中世芸能講義 「勧進」「天皇」「連歌」「禅」 (松岡 心平)
(注:本稿は、2020年に初投稿したものの再録です。)
久しぶりに歴史関連の書物を手に取ってみました。
著者の松岡心平さんは東京大学名誉教授で、能楽の専門家です。
本書は、日本中世芸能の世界を「勧進」「天皇」「連歌」「禅」という四つの切り口から論じたものですが、講義形式で語りかけるような文体で書かれているので、素人でも入り込み易いですね。(内容が理解できているかは別物ですが・・・)

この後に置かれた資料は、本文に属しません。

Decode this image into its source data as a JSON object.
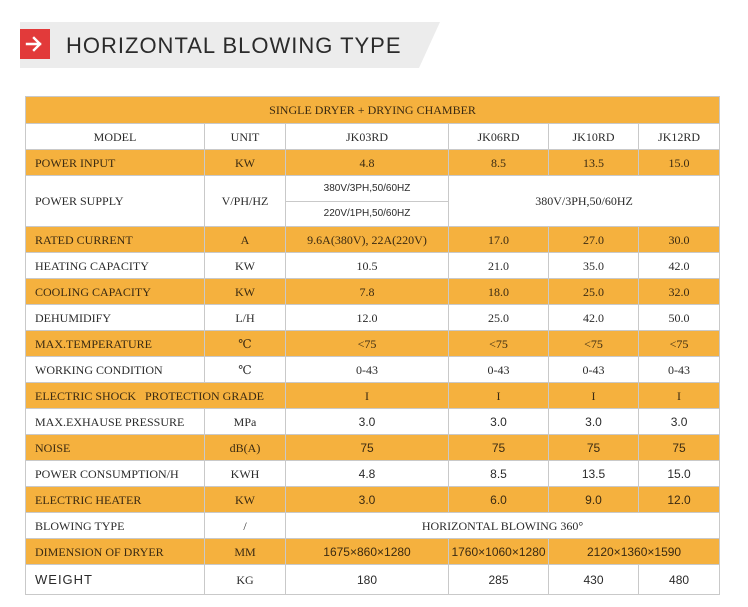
{
  "header": {
    "title": "HORIZONTAL BLOWING TYPE",
    "icon": "arrow-right-icon",
    "icon_color": "#e23a3a"
  },
  "colors": {
    "accent": "#f5b13e",
    "row_alt": "#ffffff",
    "border": "#c9c9c9"
  },
  "table": {
    "title": "SINGLE DRYER + DRYING CHAMBER",
    "header_row": [
      "MODEL",
      "UNIT",
      "JK03RD",
      "JK06RD",
      "JK10RD",
      "JK12RD"
    ],
    "power_input": [
      "POWER INPUT",
      "KW",
      "4.8",
      "8.5",
      "13.5",
      "15.0"
    ],
    "power_supply": {
      "param": "POWER SUPPLY",
      "unit": "V/PH/HZ",
      "jk03_line1": "380V/3PH,50/60HZ",
      "jk03_line2": "220V/1PH,50/60HZ",
      "others": "380V/3PH,50/60HZ"
    },
    "rated_current": [
      "RATED CURRENT",
      "A",
      "9.6A(380V), 22A(220V)",
      "17.0",
      "27.0",
      "30.0"
    ],
    "heating_capacity": [
      "HEATING CAPACITY",
      "KW",
      "10.5",
      "21.0",
      "35.0",
      "42.0"
    ],
    "cooling_capacity": [
      "COOLING CAPACITY",
      "KW",
      "7.8",
      "18.0",
      "25.0",
      "32.0"
    ],
    "dehumidify": [
      "DEHUMIDIFY",
      "L/H",
      "12.0",
      "25.0",
      "42.0",
      "50.0"
    ],
    "max_temperature": [
      "MAX.TEMPERATURE",
      "℃",
      "<75",
      "<75",
      "<75",
      "<75"
    ],
    "working_condition": [
      "WORKING CONDITION",
      "℃",
      "0-43",
      "0-43",
      "0-43",
      "0-43"
    ],
    "electric_shock": [
      "ELECTRIC SHOCK   PROTECTION GRADE",
      "I",
      "I",
      "I",
      "I"
    ],
    "max_exhaust": [
      "MAX.EXHAUSE PRESSURE",
      "MPa",
      "3.0",
      "3.0",
      "3.0",
      "3.0"
    ],
    "noise": [
      "NOISE",
      "dB(A)",
      "75",
      "75",
      "75",
      "75"
    ],
    "power_consumption": [
      "POWER CONSUMPTION/H",
      "KWH",
      "4.8",
      "8.5",
      "13.5",
      "15.0"
    ],
    "electric_heater": [
      "ELECTRIC HEATER",
      "KW",
      "3.0",
      "6.0",
      "9.0",
      "12.0"
    ],
    "blowing_type": [
      "BLOWING TYPE",
      "/",
      "HORIZONTAL BLOWING 360°"
    ],
    "dimension": [
      "DIMENSION OF DRYER",
      "MM",
      "1675×860×1280",
      "1760×1060×1280",
      "2120×1360×1590"
    ],
    "weight": [
      "WEIGHT",
      "KG",
      "180",
      "285",
      "430",
      "480"
    ]
  }
}
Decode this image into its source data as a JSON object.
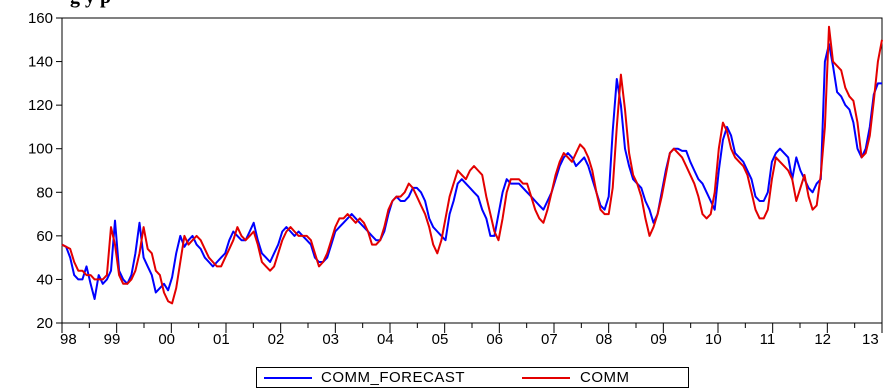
{
  "title_fragment": "g                                           y         p",
  "chart_data": {
    "type": "line",
    "title": "",
    "xlabel": "",
    "ylabel": "",
    "x_start": "1998-01",
    "x_end": "2013-01",
    "x_ticks": [
      "98",
      "99",
      "00",
      "01",
      "02",
      "03",
      "04",
      "05",
      "06",
      "07",
      "08",
      "09",
      "10",
      "11",
      "12",
      "13"
    ],
    "ylim": [
      20,
      160
    ],
    "y_ticks": [
      20,
      40,
      60,
      80,
      100,
      120,
      140,
      160
    ],
    "grid": false,
    "legend_position": "bottom",
    "series": [
      {
        "name": "COMM_FORECAST",
        "color": "#0000ff",
        "values": [
          56,
          55,
          50,
          42,
          40,
          40,
          46,
          38,
          31,
          42,
          38,
          40,
          44,
          67,
          44,
          40,
          38,
          42,
          52,
          66,
          50,
          46,
          42,
          34,
          36,
          38,
          35,
          41,
          52,
          60,
          55,
          58,
          60,
          56,
          54,
          50,
          48,
          46,
          48,
          50,
          52,
          58,
          62,
          60,
          58,
          58,
          62,
          66,
          58,
          52,
          50,
          48,
          52,
          56,
          62,
          64,
          62,
          60,
          62,
          60,
          58,
          56,
          50,
          48,
          48,
          50,
          56,
          62,
          64,
          66,
          68,
          70,
          68,
          66,
          64,
          62,
          60,
          58,
          58,
          62,
          70,
          76,
          78,
          76,
          76,
          78,
          82,
          82,
          80,
          76,
          68,
          64,
          62,
          60,
          58,
          70,
          76,
          84,
          86,
          84,
          82,
          80,
          78,
          72,
          68,
          60,
          60,
          70,
          80,
          86,
          84,
          84,
          84,
          82,
          80,
          78,
          76,
          74,
          72,
          76,
          80,
          86,
          92,
          96,
          98,
          96,
          92,
          94,
          96,
          92,
          86,
          80,
          74,
          72,
          78,
          108,
          132,
          120,
          100,
          92,
          86,
          84,
          82,
          76,
          72,
          66,
          70,
          80,
          90,
          98,
          100,
          100,
          99,
          99,
          94,
          90,
          86,
          84,
          80,
          76,
          72,
          90,
          104,
          110,
          106,
          98,
          96,
          94,
          90,
          86,
          78,
          76,
          76,
          80,
          94,
          98,
          100,
          98,
          96,
          86,
          96,
          90,
          86,
          82,
          80,
          84,
          86,
          140,
          148,
          138,
          126,
          124,
          120,
          118,
          112,
          100,
          96,
          100,
          110,
          125,
          130,
          130
        ]
      },
      {
        "name": "COMM",
        "color": "#e30000",
        "values": [
          56,
          55,
          54,
          48,
          44,
          44,
          42,
          42,
          40,
          40,
          40,
          42,
          64,
          56,
          42,
          38,
          38,
          40,
          44,
          52,
          64,
          54,
          52,
          44,
          42,
          34,
          30,
          29,
          36,
          48,
          60,
          56,
          58,
          60,
          58,
          54,
          50,
          48,
          46,
          46,
          50,
          54,
          58,
          64,
          60,
          58,
          60,
          62,
          56,
          48,
          46,
          44,
          46,
          52,
          58,
          62,
          64,
          62,
          60,
          60,
          60,
          58,
          52,
          46,
          48,
          52,
          58,
          64,
          68,
          68,
          70,
          68,
          66,
          68,
          66,
          62,
          56,
          56,
          58,
          64,
          72,
          76,
          78,
          78,
          80,
          84,
          82,
          78,
          74,
          70,
          64,
          56,
          52,
          58,
          68,
          78,
          84,
          90,
          88,
          86,
          90,
          92,
          90,
          88,
          78,
          70,
          62,
          58,
          68,
          80,
          86,
          86,
          86,
          84,
          84,
          78,
          72,
          68,
          66,
          72,
          80,
          88,
          94,
          98,
          96,
          94,
          98,
          102,
          100,
          96,
          90,
          80,
          72,
          70,
          70,
          82,
          110,
          134,
          118,
          98,
          88,
          84,
          78,
          68,
          60,
          64,
          70,
          78,
          88,
          98,
          100,
          98,
          96,
          92,
          88,
          84,
          78,
          70,
          68,
          70,
          80,
          100,
          112,
          108,
          100,
          96,
          94,
          92,
          88,
          80,
          72,
          68,
          68,
          72,
          86,
          96,
          94,
          92,
          90,
          86,
          76,
          82,
          88,
          78,
          72,
          74,
          88,
          110,
          156,
          140,
          138,
          136,
          128,
          124,
          122,
          112,
          96,
          98,
          106,
          122,
          140,
          150
        ]
      }
    ]
  }
}
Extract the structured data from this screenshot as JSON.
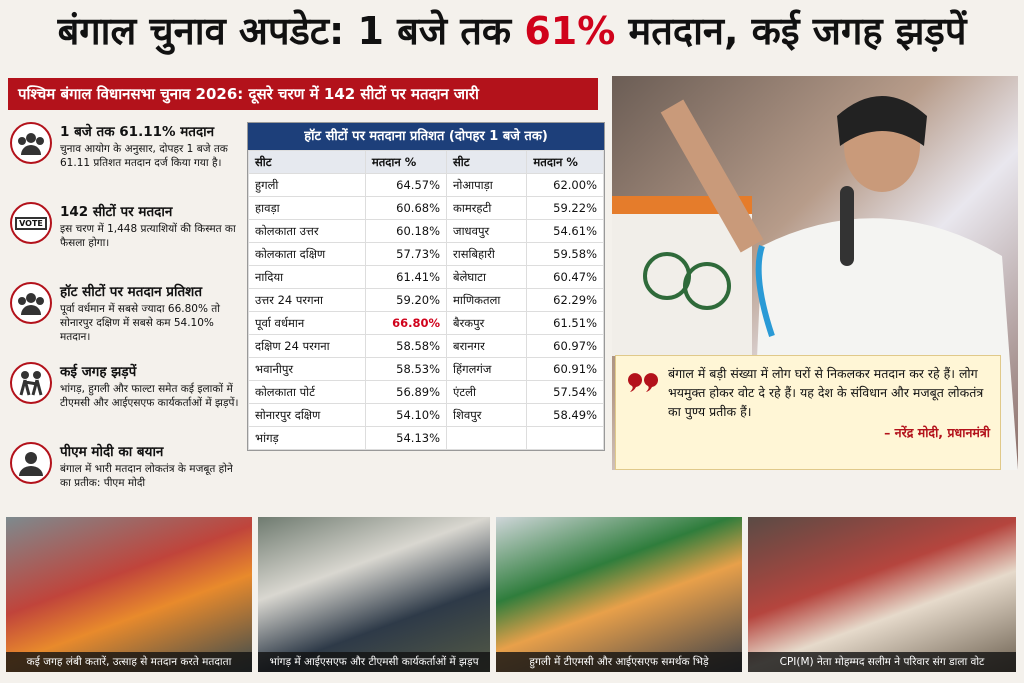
{
  "headline": {
    "before": "बंगाल चुनाव अपडेट: 1 बजे तक ",
    "highlight": "61%",
    "after": " मतदान, कई जगह झड़पें"
  },
  "banner": "पश्चिम बंगाल विधानसभा चुनाव 2026: दूसरे चरण में 142 सीटों पर मतदान जारी",
  "points": [
    {
      "title": "1 बजे तक 61.11% मतदान",
      "text": "चुनाव आयोग के अनुसार, दोपहर 1 बजे तक 61.11 प्रतिशत मतदान दर्ज किया गया है।"
    },
    {
      "title": "142 सीटों पर मतदान",
      "text": "इस चरण में 1,448 प्रत्याशियों की किस्मत का फैसला होगा।",
      "icon_label": "VOTE"
    },
    {
      "title": "हॉट सीटों पर मतदान प्रतिशत",
      "text": "पूर्वा वर्धमान में सबसे ज्यादा 66.80% तो सोनारपुर दक्षिण में सबसे कम 54.10% मतदान।"
    },
    {
      "title": "कई जगह झड़पें",
      "text": "भांगड़, हुगली और फाल्टा समेत कई इलाकों में टीएमसी और आईएसएफ कार्यकर्ताओं में झड़पें।"
    },
    {
      "title": "पीएम मोदी का बयान",
      "text": "बंगाल में भारी मतदान लोकतंत्र के मजबूत होने का प्रतीक: पीएम मोदी"
    }
  ],
  "table": {
    "title": "हॉट सीटों पर मतदाना प्रतिशत (दोपहर 1 बजे तक)",
    "headers": [
      "सीट",
      "मतदान %",
      "सीट",
      "मतदान %"
    ],
    "highlight_color": "#d0021b",
    "left": [
      {
        "seat": "हुगली",
        "pct": "64.57%"
      },
      {
        "seat": "हावड़ा",
        "pct": "60.68%"
      },
      {
        "seat": "कोलकाता उत्तर",
        "pct": "60.18%"
      },
      {
        "seat": "कोलकाता दक्षिण",
        "pct": "57.73%"
      },
      {
        "seat": "नादिया",
        "pct": "61.41%"
      },
      {
        "seat": "उत्तर 24 परगना",
        "pct": "59.20%"
      },
      {
        "seat": "पूर्वा वर्धमान",
        "pct": "66.80%",
        "highlight": true
      },
      {
        "seat": "दक्षिण 24 परगना",
        "pct": "58.58%"
      },
      {
        "seat": "भवानीपुर",
        "pct": "58.53%"
      },
      {
        "seat": "कोलकाता पोर्ट",
        "pct": "56.89%"
      },
      {
        "seat": "सोनारपुर दक्षिण",
        "pct": "54.10%"
      },
      {
        "seat": "भांगड़",
        "pct": "54.13%"
      }
    ],
    "right": [
      {
        "seat": "नोआपाड़ा",
        "pct": "62.00%"
      },
      {
        "seat": "कामरहटी",
        "pct": "59.22%"
      },
      {
        "seat": "जाधवपुर",
        "pct": "54.61%"
      },
      {
        "seat": "रासबिहारी",
        "pct": "59.58%"
      },
      {
        "seat": "बेलेघाटा",
        "pct": "60.47%"
      },
      {
        "seat": "माणिकतला",
        "pct": "62.29%"
      },
      {
        "seat": "बैरकपुर",
        "pct": "61.51%"
      },
      {
        "seat": "बरानगर",
        "pct": "60.97%"
      },
      {
        "seat": "हिंगलगंज",
        "pct": "60.91%"
      },
      {
        "seat": "एंटली",
        "pct": "57.54%"
      },
      {
        "seat": "शिवपुर",
        "pct": "58.49%"
      }
    ]
  },
  "quote": {
    "text": "बंगाल में बड़ी संख्या में लोग घरों से निकलकर मतदान कर रहे हैं। लोग भयमुक्त होकर वोट दे रहे हैं। यह देश के संविधान और मजबूत लोकतंत्र का पुण्य प्रतीक हैं।",
    "author": "– नरेंद्र मोदी, प्रधानमंत्री"
  },
  "photos": [
    {
      "caption": "कई जगह लंबी कतारें, उत्साह से मतदान करते मतदाता"
    },
    {
      "caption": "भांगड़ में आईएसएफ और टीएमसी कार्यकर्ताओं में झड़प"
    },
    {
      "caption": "हुगली में टीएमसी और आईएसएफ समर्थक भिड़े"
    },
    {
      "caption": "CPI(M) नेता मोहम्मद सलीम ने परिवार संग डाला वोट"
    }
  ]
}
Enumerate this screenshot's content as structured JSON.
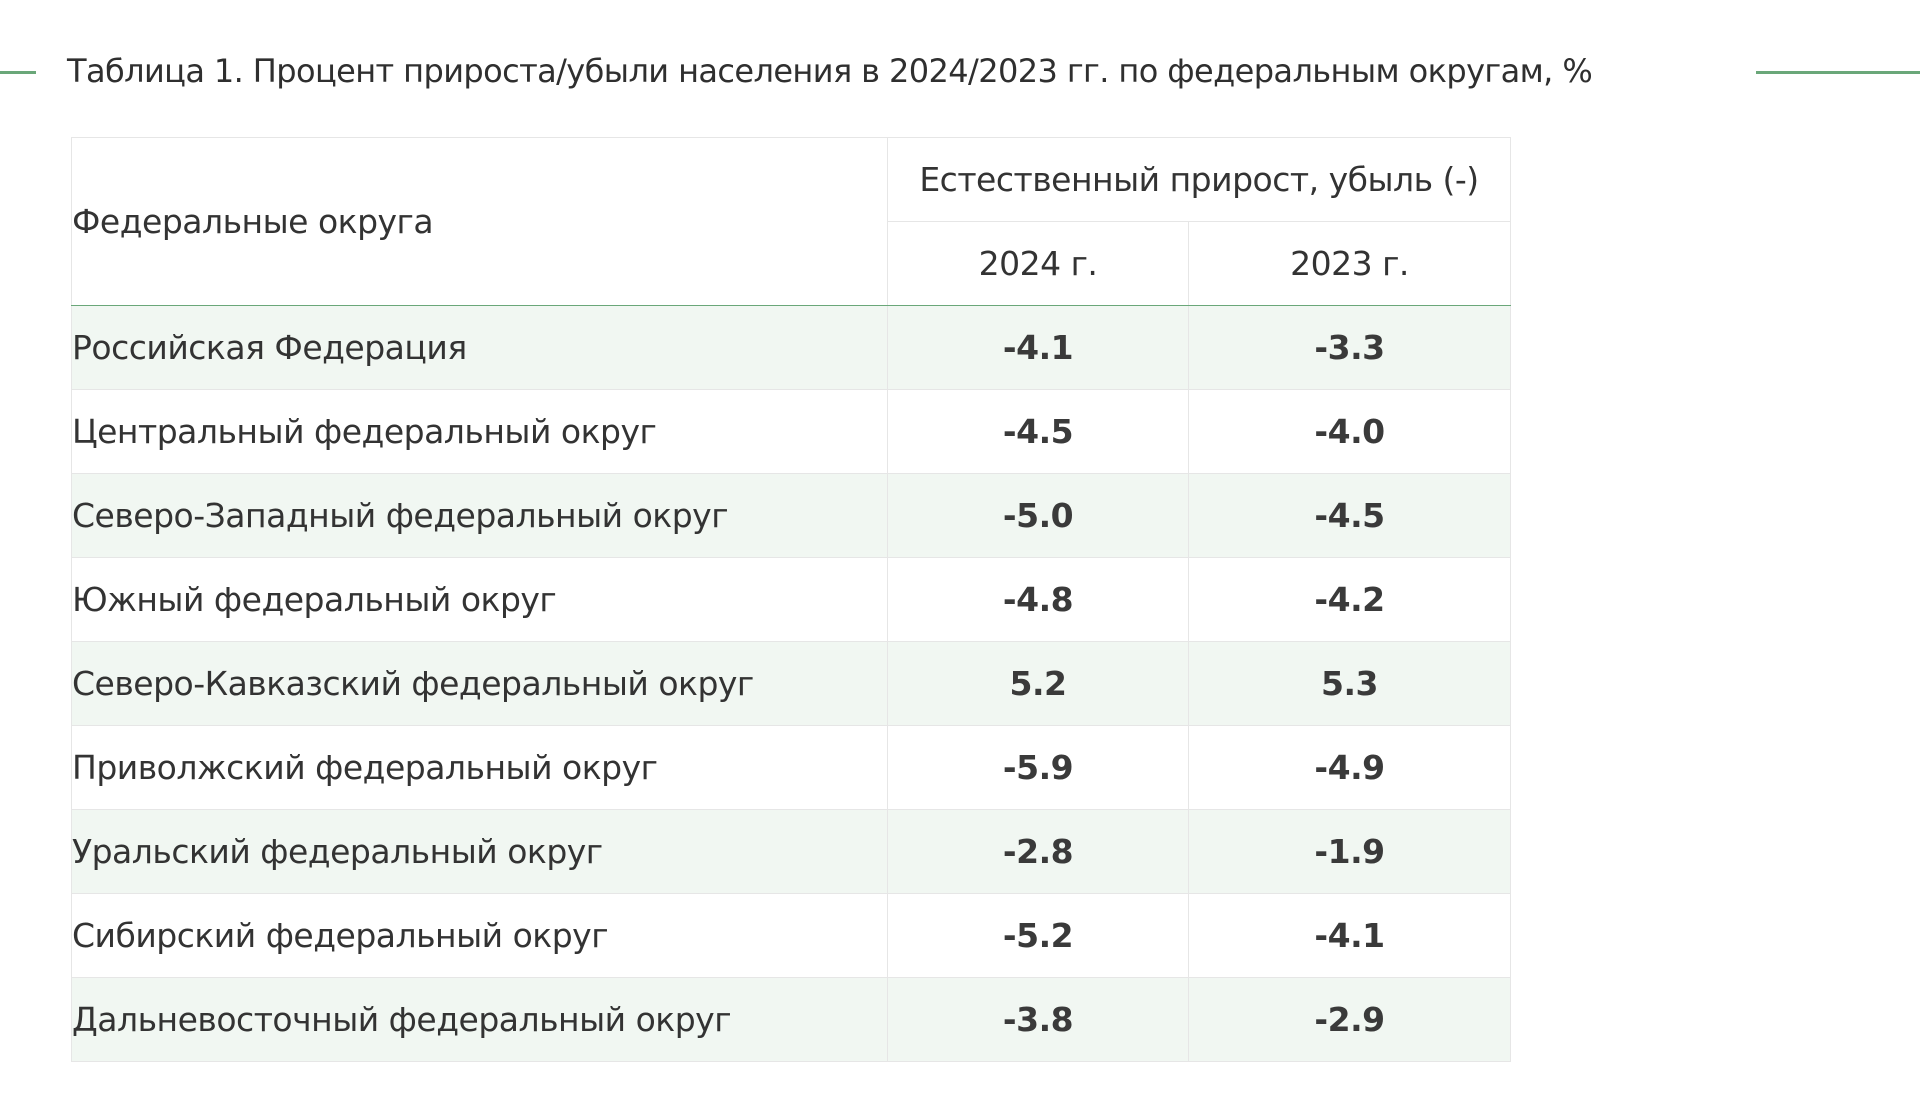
{
  "title": "Таблица 1.  Процент прироста/убыли населения в 2024/2023 гг. по федеральным округам, %",
  "colors": {
    "accent": "#6aa779",
    "row_stripe": "#f1f7f2",
    "border": "#e6e6e6",
    "text": "#2f2f2f"
  },
  "table": {
    "region_header": "Федеральные округа",
    "group_header": "Естественный прирост, убыль (-)",
    "years": [
      "2024 г.",
      "2023 г."
    ],
    "rows": [
      {
        "region": "Российская Федерация",
        "y2024": "-4.1",
        "y2023": "-3.3"
      },
      {
        "region": "Центральный федеральный округ",
        "y2024": "-4.5",
        "y2023": "-4.0"
      },
      {
        "region": "Северо-Западный федеральный округ",
        "y2024": "-5.0",
        "y2023": "-4.5"
      },
      {
        "region": "Южный федеральный округ",
        "y2024": "-4.8",
        "y2023": "-4.2"
      },
      {
        "region": "Северо-Кавказский федеральный округ",
        "y2024": "5.2",
        "y2023": "5.3"
      },
      {
        "region": "Приволжский федеральный округ",
        "y2024": "-5.9",
        "y2023": "-4.9"
      },
      {
        "region": "Уральский федеральный округ",
        "y2024": "-2.8",
        "y2023": "-1.9"
      },
      {
        "region": "Сибирский федеральный округ",
        "y2024": "-5.2",
        "y2023": "-4.1"
      },
      {
        "region": "Дальневосточный федеральный округ",
        "y2024": "-3.8",
        "y2023": "-2.9"
      }
    ]
  }
}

まずは、最初の「勧進」の章で書き留めておくべきくだり。
勧進聖による新たな芸能ダイナミクスの創造です。
もうひとつ、初めて知った「早歌」について。
「早歌」というのは、武士の時代、鎌倉から全国に向けて発信された「歌謡」です。松岡氏は、この「早歌」を “日本の歌謡史上革命的”な歌謡 だと指摘しています。
京都ではなく「鎌倉」発の文化が、京都にも大きな影響を及ぼしたという点が極めて画期的でした。
さて、本書は「中世」が舞台なので、松岡氏の論考のところどころに網野善彦教授の指摘が登場します。
今での記憶に残る、中世の経済活動において「海」が果たした役割、「百姓」の実態等々、初めて網野教授の著作を読んだときのインパクトは大きかったですね。
今度は、久しぶりにそちらにも手を伸ばしてみましょうか。